Continuing Professionalization Of Teaching

There must be an increased, systematic effort to value and reward the function of teaching. At present, in Montana as in most of the United States, we pretend to value the function of teaching, but do not provide the career and monetary rewards, relative to other careers requiring similar levels of dedication and competence.

For example, there is at present in our colleges a trend toward devaluation or even denigration of teaching relative to research and administration. There is a trend toward more teaching being done by graduate teaching assistants and untenured adjunct faculty. At many colleges, becoming known as a person devotes who more-than-average attention and dedication to teaching can even harm one's career advancement. Rearranging skewed incentives could do much to change this. For example, state-funded colleges could be required to impose minimum teaching credit requirements, with incentives in both money and career advancement for taking on more. Yes, Montana colleges must encourage research also! It's a matter of bringing some balance back into the system.

Montana can become known as a place where tenured professors are, in fact, required to teach. Think how good this will look to the intelligent, motivated students elsewhere who want a real education! I'm going to study in Montana, where I work with tenured professors from day one. These are exactly the sort of students Montana wants to attract.

Those in teaching must be held to increasingly higher standards of professionalism, and compensation must increase accordingly. The medical profession provides somewhat of a model. Jesse James' mother remarried after his father left to family to seek gold in California, and then died. She was a small farm owner, and her new husband was a doctor. This was considered by all to be a step up the social ladder for him, and a step down for her. How times have changed! Now doctors receive much higher levels of social regard and more money. The same can be done for the teaching profession If Montana takes the lead in this reform, Montana is sure to benefit.

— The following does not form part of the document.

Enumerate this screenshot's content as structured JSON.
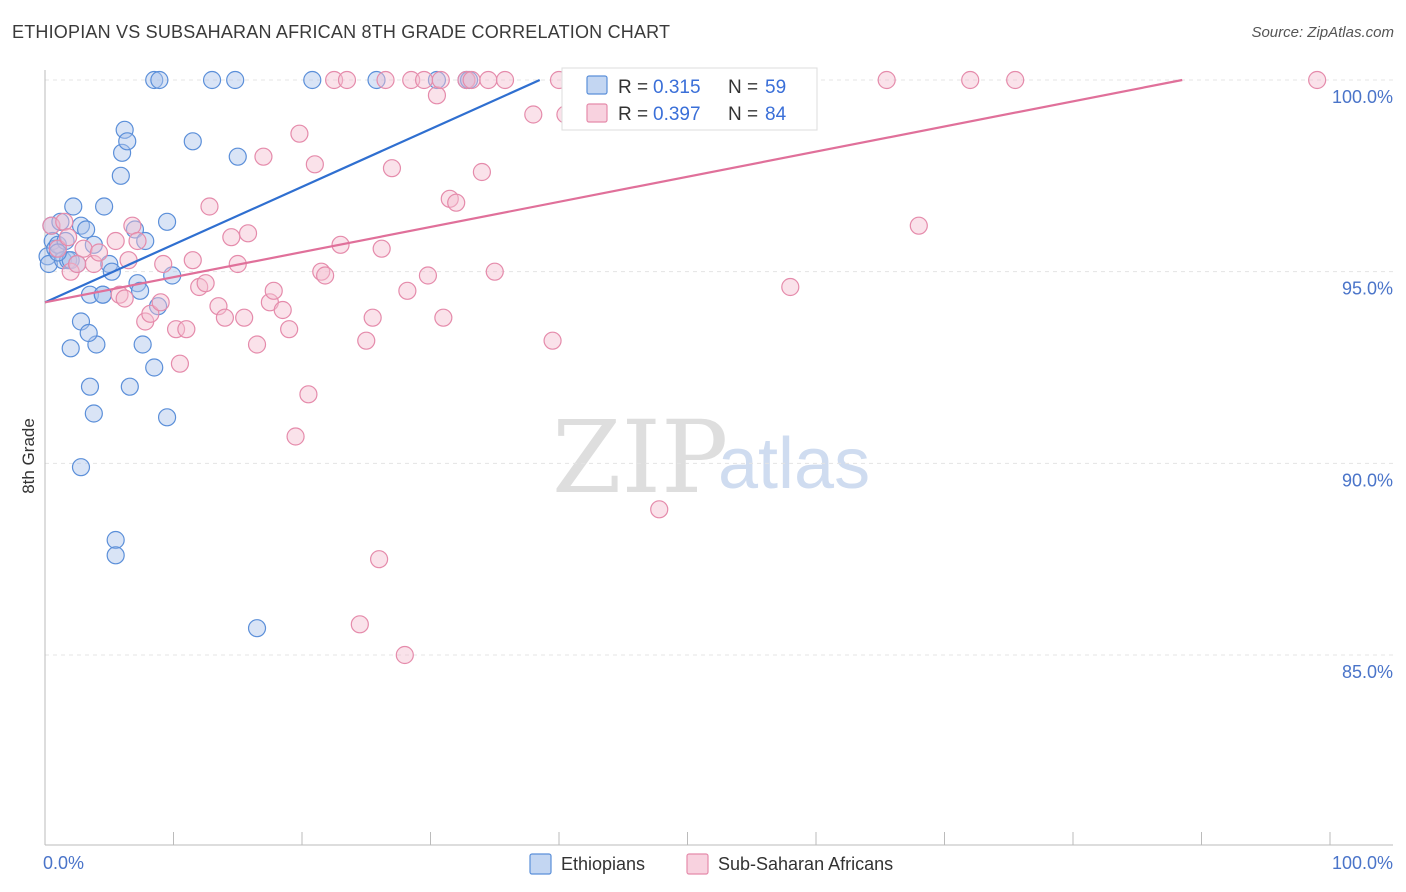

Trades education must be given additional resources, and, just as important, social reward, with an active effort to match offered programs with the real-world job environment. Community colleges are doing a pretty good job of this at present, given the resources, but such efforts must be ramped up considerably. Not simply matching training to available jobs, but to jobs that might be available if the trained employees were available.

Too much college education at present prepares students for jobs they will in fact never have, and fails to prepare them for jobs they will actually get. Educators must keep clearly in view the job market, and also what the job market might become. That said, education for career is only part of education for citizenship. education for life. All students must be encouraged/required as much as possible to learn and practice the concepts and responsibilities of citizenship. and bodies of knowledge valuable for a healthy society but not directly related to making a buck that day.